United States District Court, W.D. Pennsylvania

October 18, 2019

HANNAH HARRIS, Plaintiff,
v.
MIDAS, et al., Defendants.

          MEMORANDUM ORDER ON PRETRIAL MOTIONS

          CATHY BISSOON JUDGE

         Pending before the Court are several pretrial motions filed by Plaintiff Hannah Harris (“Harris”) and Defendants 413 Lower Burrell Auto Center, Ltd.; Auto Systems Center, Ltd.; Trent Kight; Max Auto Supply Company; Midas Auto & Tire Experts; Midas Auto Service Experts; and Ken Shick[1] (collectively “Defendants”[2]), and their respective Responses.[3] For the reasons below, the Court resolves these motions as follows:

• Defendants' Motion in Limine to Exclude the Contents of an Illegal Audio Recording (Doc. 91) is DENIED.
• Defendants' Motion in Limine to Preclude “Admission” Testimony of Anthony DiGuilio (Doc. 93) is GRANTED.
• Defendants' Motion in Limine to Exclude Plaintiff's Proposed Expert, Susan Strauss (Doc. 95) is GRANTED.
• Defendants' Motion in Limine to Bifurcate Trial Pursuant to F.R.C.P. 42(b) (Doc. 97) is DENIED.
• Defendants' Motion in Limine to Preclude Tort Claims (Doc. 99) is DENIED.
• Plaintiff's Motion in Limine to Exclude Irrelevant and Unfairly Prejudicial Evidence Pursuant to Federal Rules of Evidence 401, 402, 403, and 404 (Doc. 101) is GRANTED in part and DENIED in part.
• Plaintiff's Motion in Limine to Exclude the Testimony of Michael E. Thase, M.D. (Doc. 103) is GRANTED in part and DENIED in part.

         ANALYSIS

         1. Defendants' motion in limine to exclude the contents of an illegal audio recording (Doc. 91) is denied.

         Defendants move to exclude an audio recording made by Plaintiff of an interaction she had with Defendant Ken Shick on the afternoon of July 9, 2016. It is not in dispute that the recording was made without Mr. Shick's consent. In support of their motion, Defendants first argue that Plaintiff violated the Pennsylvania Wiretapping and Electronic Surveillance Control Act (“Wiretap Act”) by making the recording, and because it is “an illegal audio recording” it cannot be admitted in this federal action.

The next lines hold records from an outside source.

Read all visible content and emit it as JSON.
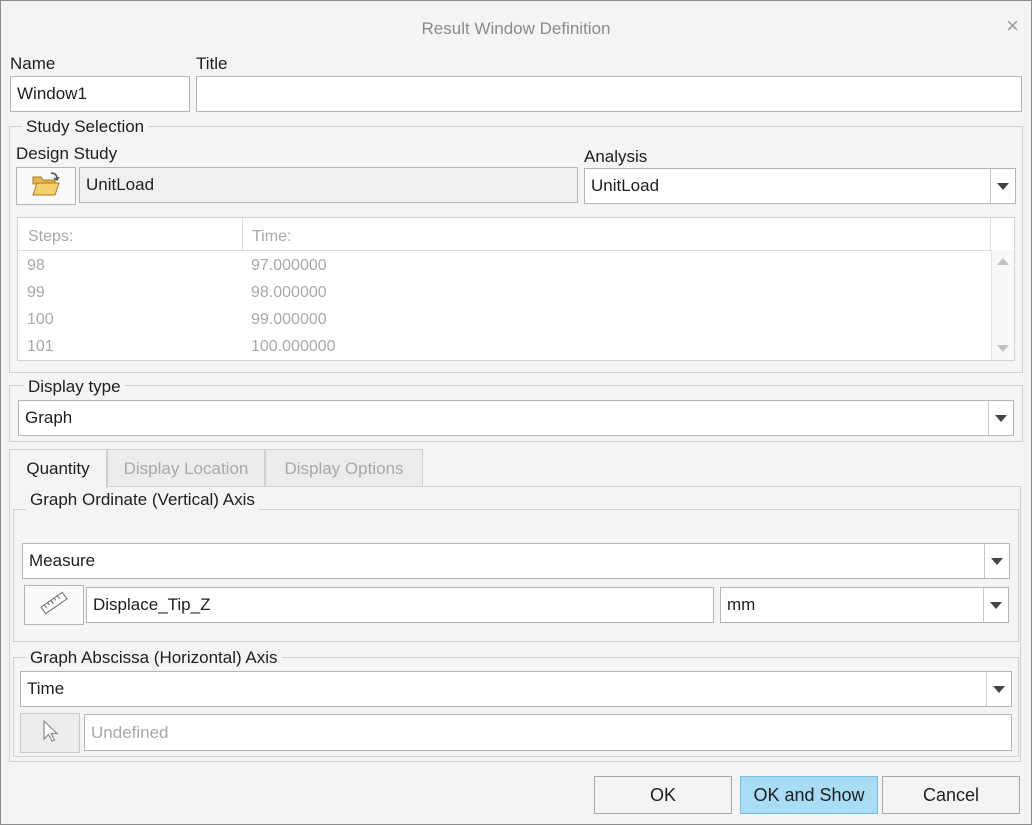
{
  "dialog": {
    "title": "Result Window Definition",
    "close_glyph": "×"
  },
  "name": {
    "label": "Name",
    "value": "Window1"
  },
  "title_field": {
    "label": "Title",
    "value": ""
  },
  "study_selection": {
    "legend": "Study Selection",
    "design_study_label": "Design Study",
    "design_study_value": "UnitLoad",
    "analysis_label": "Analysis",
    "analysis_value": "UnitLoad",
    "icon": "folder-open-icon"
  },
  "steps_table": {
    "headers": [
      "Steps:",
      "Time:"
    ],
    "rows": [
      [
        "98",
        "97.000000"
      ],
      [
        "99",
        "98.000000"
      ],
      [
        "100",
        "99.000000"
      ],
      [
        "101",
        "100.000000"
      ]
    ]
  },
  "display_type": {
    "legend": "Display type",
    "value": "Graph"
  },
  "tabs": [
    {
      "label": "Quantity",
      "active": true
    },
    {
      "label": "Display Location",
      "active": false
    },
    {
      "label": "Display Options",
      "active": false
    }
  ],
  "ordinate": {
    "legend": "Graph Ordinate (Vertical) Axis",
    "quantity": "Measure",
    "measure_value": "Displace_Tip_Z",
    "unit": "mm",
    "icon": "ruler-icon"
  },
  "abscissa": {
    "legend": "Graph Abscissa (Horizontal) Axis",
    "quantity": "Time",
    "placeholder": "Undefined",
    "icon": "cursor-pointer-icon"
  },
  "buttons": {
    "ok": "OK",
    "ok_show": "OK and Show",
    "cancel": "Cancel"
  },
  "colors": {
    "primary_button": "#a9dcf5",
    "dialog_bg": "#f4f4f4",
    "disabled_text": "#a8a8a8"
  }
}
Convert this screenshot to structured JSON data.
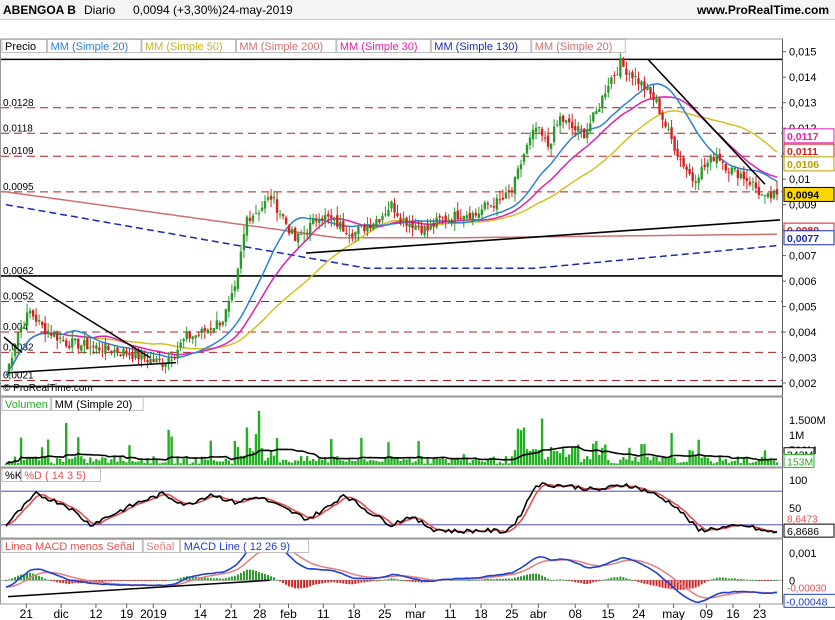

         In her Response, Plaintiff argues that “Defendants' lengthy analysis of the Pennsylvania Wiretap Act is irrelevant” because federal law controls the admissibility of evidence in this case. Irrespective of whether the Plaintiff violated Pennsylvania law in making the recording, under the Federal Rules of Evidence, Plaintiff contends the tape is admissible. Furthermore, Plaintiff avers that no violation of the Wiretap Act occurred, as Mr. Shick has no reasonable expectation of privacy in the recorded conversation and she had a reasonable expectation that Mr. Shick was about to commit a crime of violence.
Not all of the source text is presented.